Arropol finds aftermarket use for PET via polyol

October 15/22, 2018: Volume 34, Issue 9

By Steven Feldman

 

Ralph Boe has built a career manufacturing carpet. Now, through a new venture, his focus is on the aftermarket for PET carpet. As president of ArrowStar, a company that has produced chemicals for the carpet industry for 20-plus years, Boe has formed Arropol Chemicals, which will produce polyol—a component for urethane—derived from the deconstruction of post-consumer polyester carpet.

“We’ve been developing this for the last four years,” Boe said. “After the carpet fiber is separated from the backing, it’s cleaned to a certain level of purity. Then we further process it to a state to feed a chemical reactor. It is chemically decomposed in the reactor and further reacted with other chemicals at high temperature to produce the polyol. It’s filtered, packaged and then shipped for use in producing urethane.”

There are two key components to making a urethane: polyol and an isocyanate. The main applications for the urethanes range from rigid foam panels and spray foam insulation in a home replacing fiberglass insulation; underlayment for flooring; or more flexible foam for slab stock used in furniture cushions.

Boe believes there are three competitive advantages to Arropol’s polyol compared to what’s already on the market:

  1. Economics. “We are actually able to make this polyol at a low enough cost to compete with virgin materials,” he said.
  2. Performance. “We have demonstrated better density in the underlayment so you get better performance from the carpet or hard surface flooring that’s being installed above it.”
  3. Environmental. “You are reducing the total carbon footprint because you’re no longer using as much virgin material and you’re recycling something that would otherwise have gone into the landfills.”

Arropol’s manufacturing facility is located in Dalton. “Right now we have one reactor that can produce about 3 million pounds of polyol a year,” Boe said. “We obviously have to get the carpet and have it processed. We’re concentrating on California carpet since there is a legislated requirement to recycle a defined percentage of what’s being pulled up there to avoid the landfills.”

Finding aftermarket uses for PET carpet and keeping it out of landfills has been a major issue for the industry as PET has taken significant share from nylon in the 2000s. “There has been a problem trying to figure out how to recycle polyester,” Boe told FCNews. “Carpet pull-ups in California exceed 400 million pounds a year with the criteria for CARE to get 25% of that recycled annually, which means you have to recycle about 100 million pounds. We think we can very quickly be consuming 10% of that once we get this reactor and an additional one operating. If the demand exceeds that, we can continue to expand.”

With the California legislation, there are incentives used to encourage collectors, processors and manufacturers to move forward quickly. Arropol will count on collectors and processors to provide the PET fiber or chip to process into polyols.

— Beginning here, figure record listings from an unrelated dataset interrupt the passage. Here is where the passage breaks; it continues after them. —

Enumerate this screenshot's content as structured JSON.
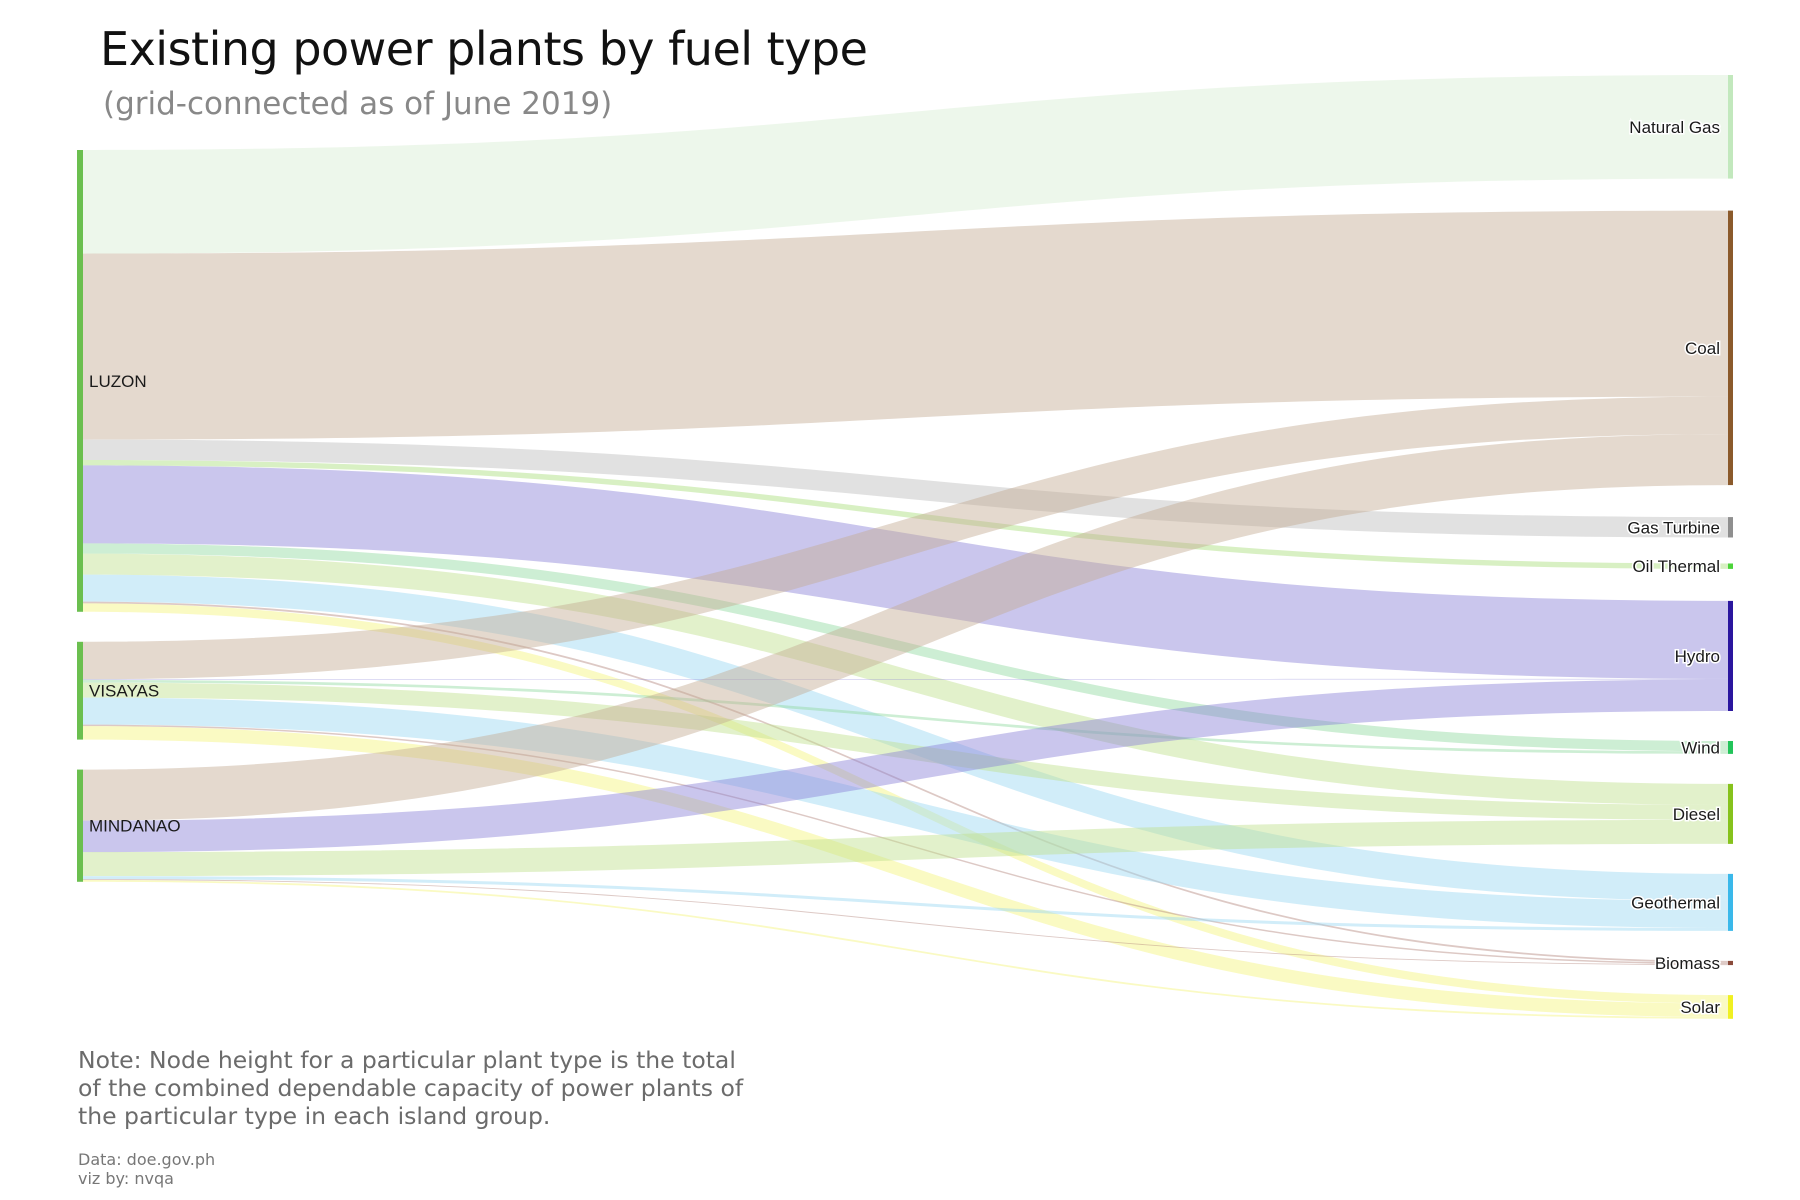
{
  "header": {
    "title": "Existing power plants by fuel type",
    "subtitle": "(grid-connected as of June 2019)"
  },
  "footer": {
    "note": "Note: Node height for a particular plant type is the total of the combined dependable capacity of power plants of the particular type in each island group.",
    "source": "Data: doe.gov.ph",
    "credit": "viz by: nvqa"
  },
  "chart_data": {
    "type": "sankey",
    "title": "Existing power plants by fuel type",
    "subtitle": "(grid-connected as of June 2019)",
    "sources": [
      {
        "name": "LUZON",
        "color": "#6bbf4f"
      },
      {
        "name": "VISAYAS",
        "color": "#6bbf4f"
      },
      {
        "name": "MINDANAO",
        "color": "#6bbf4f"
      }
    ],
    "targets": [
      {
        "name": "Natural Gas",
        "color": "#c2e8bd",
        "link_color": "#d8eed3"
      },
      {
        "name": "Coal",
        "color": "#8b5a2b",
        "link_color": "#c4ab92"
      },
      {
        "name": "Gas Turbine",
        "color": "#8f8f8f",
        "link_color": "#bdbdbd"
      },
      {
        "name": "Oil Thermal",
        "color": "#4cd43a",
        "link_color": "#a9de7a"
      },
      {
        "name": "Hydro",
        "color": "#2a169e",
        "link_color": "#8a80d8"
      },
      {
        "name": "Wind",
        "color": "#22c45a",
        "link_color": "#90d9a0"
      },
      {
        "name": "Diesel",
        "color": "#86c21c",
        "link_color": "#bfe08c"
      },
      {
        "name": "Geothermal",
        "color": "#3ab8ea",
        "link_color": "#9ad6f2"
      },
      {
        "name": "Biomass",
        "color": "#8a4a3a",
        "link_color": "#b4877e"
      },
      {
        "name": "Solar",
        "color": "#f0f022",
        "link_color": "#f5f57a"
      }
    ],
    "links": [
      {
        "source": "LUZON",
        "target": "Natural Gas",
        "value": 3453
      },
      {
        "source": "LUZON",
        "target": "Coal",
        "value": 6200
      },
      {
        "source": "LUZON",
        "target": "Gas Turbine",
        "value": 680
      },
      {
        "source": "LUZON",
        "target": "Oil Thermal",
        "value": 180
      },
      {
        "source": "LUZON",
        "target": "Hydro",
        "value": 2600
      },
      {
        "source": "LUZON",
        "target": "Wind",
        "value": 340
      },
      {
        "source": "LUZON",
        "target": "Diesel",
        "value": 700
      },
      {
        "source": "LUZON",
        "target": "Geothermal",
        "value": 900
      },
      {
        "source": "LUZON",
        "target": "Biomass",
        "value": 60
      },
      {
        "source": "LUZON",
        "target": "Solar",
        "value": 280
      },
      {
        "source": "VISAYAS",
        "target": "Coal",
        "value": 1250
      },
      {
        "source": "VISAYAS",
        "target": "Hydro",
        "value": 20
      },
      {
        "source": "VISAYAS",
        "target": "Wind",
        "value": 90
      },
      {
        "source": "VISAYAS",
        "target": "Diesel",
        "value": 500
      },
      {
        "source": "VISAYAS",
        "target": "Geothermal",
        "value": 900
      },
      {
        "source": "VISAYAS",
        "target": "Biomass",
        "value": 50
      },
      {
        "source": "VISAYAS",
        "target": "Solar",
        "value": 450
      },
      {
        "source": "MINDANAO",
        "target": "Coal",
        "value": 1700
      },
      {
        "source": "MINDANAO",
        "target": "Hydro",
        "value": 1050
      },
      {
        "source": "MINDANAO",
        "target": "Diesel",
        "value": 800
      },
      {
        "source": "MINDANAO",
        "target": "Geothermal",
        "value": 100
      },
      {
        "source": "MINDANAO",
        "target": "Biomass",
        "value": 30
      },
      {
        "source": "MINDANAO",
        "target": "Solar",
        "value": 60
      }
    ]
  }
}
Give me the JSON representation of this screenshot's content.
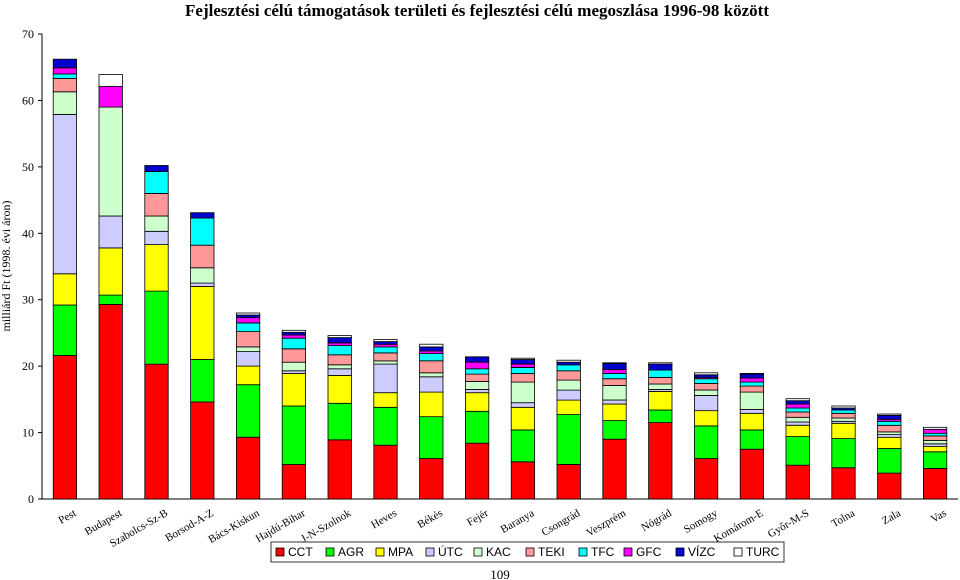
{
  "page_number": "109",
  "chart_data": {
    "type": "bar",
    "stacked": true,
    "title": "Fejlesztési célú támogatások területi és fejlesztési célú megoszlása 1996-98 között",
    "ylabel": "milliárd Ft (1998. évi áron)",
    "xlabel": "",
    "ylim": [
      0,
      70
    ],
    "yticks": [
      0,
      10,
      20,
      30,
      40,
      50,
      60,
      70
    ],
    "grid": false,
    "legend_position": "bottom",
    "categories": [
      "Pest",
      "Budapest",
      "Szabolcs-Sz-B",
      "Borsod-A-Z",
      "Bács-Kiskun",
      "Hajdú-Bihar",
      "J-N-Szolnok",
      "Heves",
      "Békés",
      "Fejér",
      "Baranya",
      "Csongrád",
      "Veszprém",
      "Nógrád",
      "Somogy",
      "Komárom-E",
      "Győr-M-S",
      "Tolna",
      "Zala",
      "Vas"
    ],
    "series": [
      {
        "name": "CCT",
        "color": "#ff0000",
        "values": [
          21.6,
          29.3,
          20.3,
          14.6,
          9.3,
          5.2,
          8.9,
          8.1,
          6.1,
          8.4,
          5.6,
          5.2,
          9.0,
          11.5,
          6.1,
          7.5,
          5.1,
          4.7,
          3.9,
          4.6
        ]
      },
      {
        "name": "AGR",
        "color": "#00ff00",
        "values": [
          7.6,
          1.4,
          11.0,
          6.4,
          7.9,
          8.8,
          5.5,
          5.7,
          6.3,
          4.8,
          4.8,
          7.5,
          2.8,
          1.9,
          4.9,
          2.9,
          4.3,
          4.4,
          3.7,
          2.5
        ]
      },
      {
        "name": "MPA",
        "color": "#ffff00",
        "values": [
          4.7,
          7.1,
          7.0,
          11.0,
          2.8,
          4.9,
          4.2,
          2.2,
          3.7,
          2.8,
          3.4,
          2.2,
          2.5,
          2.8,
          2.3,
          2.5,
          1.7,
          2.3,
          1.7,
          0.8
        ]
      },
      {
        "name": "ÚTC",
        "color": "#ccccff",
        "values": [
          24.0,
          4.8,
          2.0,
          0.5,
          2.2,
          0.4,
          1.0,
          4.3,
          2.3,
          0.5,
          0.7,
          1.5,
          0.6,
          0.3,
          2.3,
          0.6,
          0.5,
          0.3,
          0.4,
          0.4
        ]
      },
      {
        "name": "KAC",
        "color": "#ccffcc",
        "values": [
          3.4,
          16.4,
          2.3,
          2.3,
          0.7,
          1.3,
          0.6,
          0.5,
          0.6,
          1.2,
          3.1,
          1.5,
          2.2,
          0.8,
          0.8,
          2.6,
          0.7,
          0.5,
          0.4,
          0.5
        ]
      },
      {
        "name": "TEKI",
        "color": "#ff9999",
        "values": [
          2.0,
          0.0,
          3.4,
          3.4,
          2.3,
          2.0,
          1.5,
          1.2,
          1.8,
          1.1,
          1.3,
          1.4,
          1.0,
          1.0,
          1.0,
          0.9,
          0.8,
          0.7,
          1.0,
          0.7
        ]
      },
      {
        "name": "TFC",
        "color": "#00ffff",
        "values": [
          0.7,
          0.0,
          3.3,
          4.1,
          1.3,
          1.6,
          1.4,
          0.9,
          1.1,
          0.8,
          0.9,
          0.9,
          0.8,
          1.1,
          0.7,
          0.6,
          0.6,
          0.5,
          0.6,
          0.4
        ]
      },
      {
        "name": "GFC",
        "color": "#ff00ff",
        "values": [
          0.9,
          3.1,
          0.0,
          0.0,
          0.8,
          0.5,
          0.4,
          0.4,
          0.4,
          1.0,
          0.5,
          0.0,
          0.6,
          0.0,
          0.2,
          0.6,
          0.6,
          0.0,
          0.3,
          0.6
        ]
      },
      {
        "name": "VÍZC",
        "color": "#0000cc",
        "values": [
          1.3,
          0.0,
          0.9,
          0.8,
          0.4,
          0.4,
          0.8,
          0.4,
          0.6,
          0.8,
          0.7,
          0.4,
          0.9,
          0.9,
          0.4,
          0.6,
          0.5,
          0.3,
          0.6,
          0.0
        ]
      },
      {
        "name": "TURC",
        "color": "#ffffff",
        "values": [
          0.0,
          1.8,
          0.0,
          0.0,
          0.3,
          0.3,
          0.3,
          0.3,
          0.4,
          0.0,
          0.2,
          0.3,
          0.1,
          0.2,
          0.3,
          0.1,
          0.3,
          0.3,
          0.2,
          0.3
        ]
      }
    ]
  }
}
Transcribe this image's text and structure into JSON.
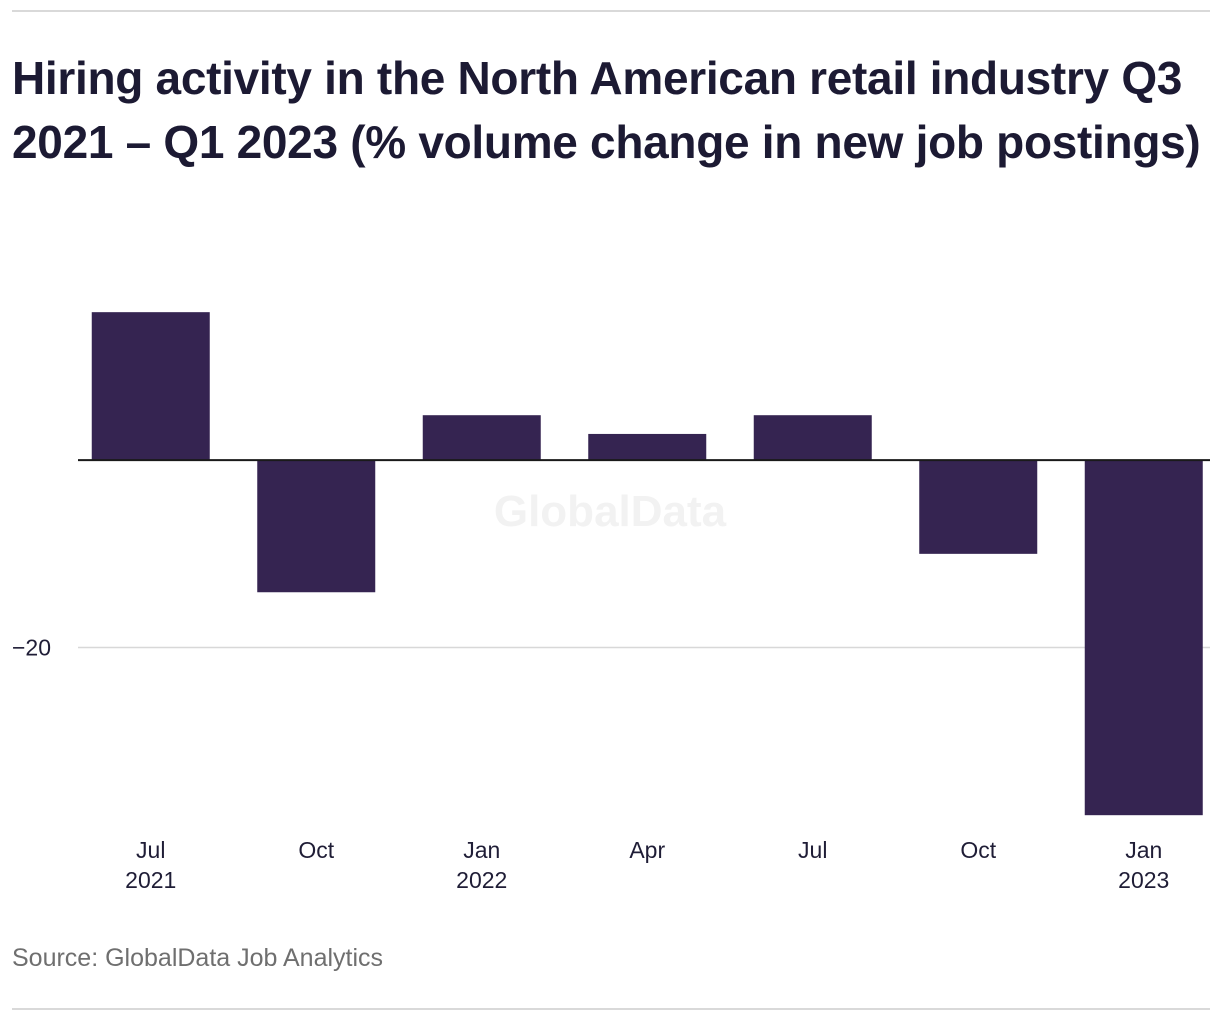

Arropol has had discussions with potential customers that make underlayment, spray foam, rigid foam panels and slab stock.  “Not every carpet mill is a potential customer, but synthetic turf manufacturers use urethane-backed carpet,” Boe noted. “There have been initiatives under way to use urethane on carpet again with both economic and performance advantages. One major producer recently installed a new line to back broadloom with urethane.”

Boe believes there is an extremely large opportunity with spray foam insulation. “Contractors buy the polyol and the isocyanate. We’ll sell just polyol and they get the isocyanate from other chemical companies.”

Arropol has been ready to roll with production but was awaiting EPA approval. “We’ve shipped product for market development, but we hadn’t been able to ship with commercial continuity,” Boe explained. “You have to make sure there aren’t any hazards involved in the production or environmental issues with its use. We’ve completed that process over the last nine months and finally received formal sign-off from the EPA on Oct. 5. Now we can begin manufacturing and shipping commercially.”